🤖 AI Summary
This study addresses the lack of systematic evaluation benchmarks for large multimodal models (LMMs) in structural defect detection, where existing approaches are often limited to passive perception and exhibit weak generalization. To bridge this gap, we introduce DefectBench, the first hierarchical, multidimensional benchmark tailored for structural pathology reasoning, encompassing three cognitive levels: semantic perception, spatial localization, and generative geometric segmentation. By unifying twelve fragmented datasets into a single high-quality, open-source repository and employing a human-in-the-loop semi-automatic annotation pipeline validated by domain experts, our framework enables zero-shot generative segmentation.

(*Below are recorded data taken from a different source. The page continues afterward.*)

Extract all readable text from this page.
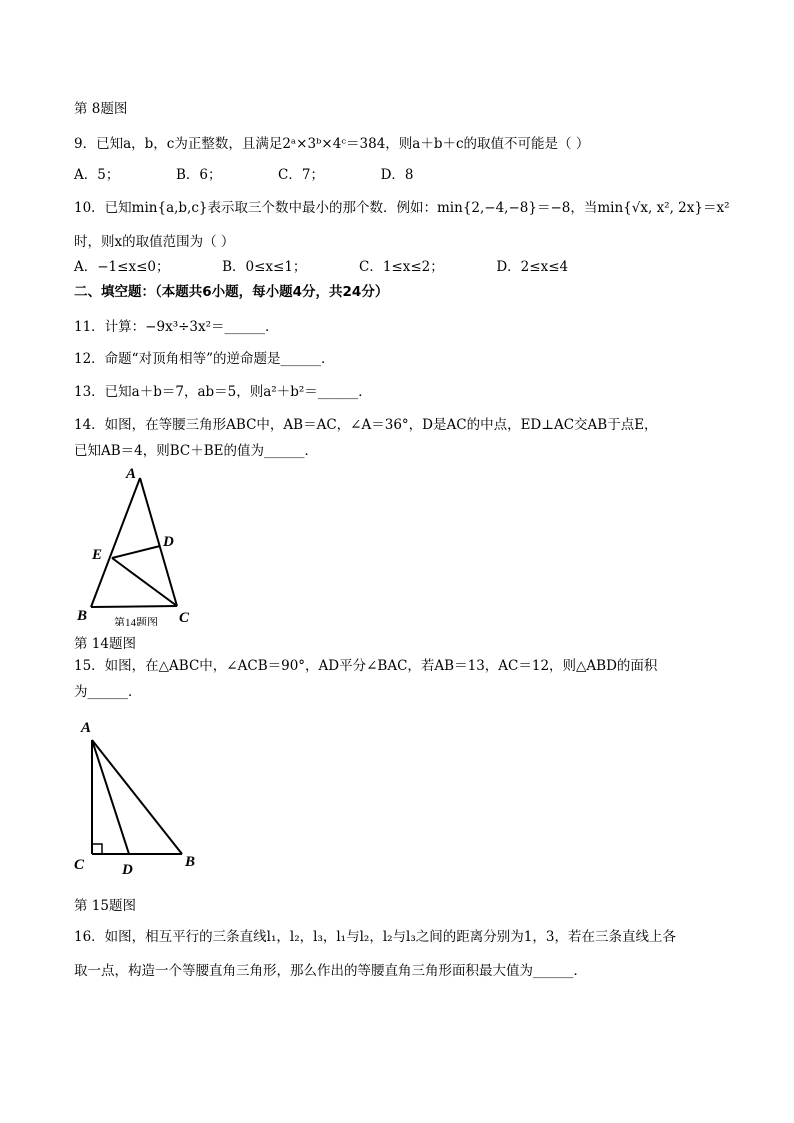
第 8题图
9．已知a，b，c为正整数，且满足2ᵃ×3ᵇ×4ᶜ＝384，则a＋b＋c的取值不可能是（ ）
A．5；	B．6；	C．7；	D．8
10．已知min{a,b,c}表示取三个数中最小的那个数．例如：min{2,−4,−8}＝−8，当min{√x, x², 2x}＝x²
时，则x的取值范围为（ ）
A．−1≤x≤0；	B．0≤x≤1；	C．1≤x≤2；	D．2≤x≤4
二、填空题：（本题共6小题，每小题4分，共24分）
11．计算：−9x³÷3x²＝______．
12．命题“对顶角相等”的逆命题是______．
13．已知a＋b＝7，ab＝5，则a²＋b²＝______．
14．如图，在等腰三角形ABC中，AB＝AC，∠A＝36°，D是AC的中点，ED⊥AC交AB于点E，
已知AB＝4，则BC＋BE的值为______．
A
B	C
D
E
第14题图
第 14题图
15．如图，在△ABC中，∠ACB＝90°，AD平分∠BAC，若AB＝13，AC＝12，则△ABD的面积
为______．
A
C	D	B
第 15题图
16．如图，相互平行的三条直线l₁，l₂，l₃，l₁与l₂，l₂与l₃之间的距离分别为1，3，若在三条直线上各
取一点，构造一个等腰直角三角形，那么作出的等腰直角三角形面积最大值为______．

Experiments demonstrate that off-the-shelf LMMs, without any domain-specific training, achieve semantic and topological understanding comparable to specialized supervised models, yet still lag significantly in metric-level localization accuracy.
📝 Abstract
Automated building facade inspection is a critical component of urban resilience and smart city maintenance. Traditionally, this field has relied on specialized discriminative models (e.g., YOLO, Mask R-CNN) that excel at pixel-level localization but are constrained to passive perception and worse generization without the visual understandng to interpret structural topology. Large Multimodal Models (LMMs) promise a paradigm shift toward active reasoning, yet their application in such high-stakes engineering domains lacks rigorous evaluation standards. To bridge this gap, we introduce a human-in-the-loop semi-automated annotation framework, leveraging expert-proposal verification to unify 12 fragmented datasets into a standardized, hierarchical ontology. Building on this foundation, we present \textit{DefectBench}, the first multi-dimensional benchmark designed to interrogate LMMs beyond basic semantic recognition. \textit{DefectBench} evaluates 18 state-of-the-art (SOTA) LMMs across three escalating cognitive dimensions: Semantic Perception, Spatial Localization, and Generative Geometry Segmentation. Extensive experiments reveal that while current LMMs demonstrate exceptional topological awareness and semantic understanding (effectively diagnosing "what" and "how"), they exhibit significant deficiencies in metric localization precision ("where"). Crucially, however, we validate the viability of zero-shot generative segmentation, showing that general-purpose foundation models can rival specialized supervised networks without domain-specific training. This work provides both a rigorous benchmarking standard and a high-quality open-source database, establishing a new baseline for the advancement of autonomous AI agents in civil engineering.